Борис и Максим промолчали, не замечая вялой попытки журналиста иронично обыграть слово. Они стали наблюдать за тем, куда выведет колея разговора.

— Если поезд сошел, значит, техногенная катастрофа. Так?

— Это террористы его под откос…

— Музыканты?

— Вполне. Они могут.

— Да… Опасно там.

— Да почему же. Что там, эпидемия? Не слышал. Ну, сошел…

— Да ходят слухи…

— Так. Стоп, — сказал Борис, вставая из-за стола. — Нужно доверять только проверенным фактам, а слухи… Болтать языком каждый может. Не понимаю, вам что, хочется собирать домыслы? Это как чистым рукавом стирать пыль со стола.
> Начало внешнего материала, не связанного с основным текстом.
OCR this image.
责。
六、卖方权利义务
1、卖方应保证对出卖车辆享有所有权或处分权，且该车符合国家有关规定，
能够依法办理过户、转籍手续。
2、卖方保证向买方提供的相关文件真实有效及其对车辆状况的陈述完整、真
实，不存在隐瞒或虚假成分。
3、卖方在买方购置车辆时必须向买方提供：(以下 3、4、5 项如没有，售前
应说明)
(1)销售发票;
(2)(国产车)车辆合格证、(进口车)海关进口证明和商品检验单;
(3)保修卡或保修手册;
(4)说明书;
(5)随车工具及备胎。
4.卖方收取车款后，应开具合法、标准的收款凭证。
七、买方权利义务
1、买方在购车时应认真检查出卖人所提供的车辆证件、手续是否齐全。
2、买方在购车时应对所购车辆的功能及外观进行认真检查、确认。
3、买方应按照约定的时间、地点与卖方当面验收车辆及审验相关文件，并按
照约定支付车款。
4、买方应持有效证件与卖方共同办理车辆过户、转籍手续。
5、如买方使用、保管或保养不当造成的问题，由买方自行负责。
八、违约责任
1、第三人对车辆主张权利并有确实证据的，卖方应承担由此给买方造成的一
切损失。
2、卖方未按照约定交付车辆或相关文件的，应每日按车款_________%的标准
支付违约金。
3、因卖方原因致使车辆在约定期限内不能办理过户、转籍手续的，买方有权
Толку мало, а одежду испачкаешь, ибо для этого существует ветошь, — Борис задумался. — Ну, допустим все так, как вы говорите, значит, опасаться нечего? Гадость эта — спирт — разлилась, но вряд ли отравишься? Она уж испарилась и в почву впиталась.

— А если это не спирт, Борис?

— Да, вдруг сыворотка правды существует? — спросил Максим.

— И что дальше, Макс?

— Говорят, террористы наполнили сывороткой баллоны и собираются распылить ее над Мега-Сити.

Игнатову показалось, что твердый кусок застрял в горле. Он глухо кашлянул, сглотнул и удивленно произнес:

— Повтори.

— Не буду.

— Это абсурд! Распылять сыворотку над Мега-Сити? Да и вряд ли возможно. Самолет собьют. Да и откуда она взялась, эта сыворотка правды?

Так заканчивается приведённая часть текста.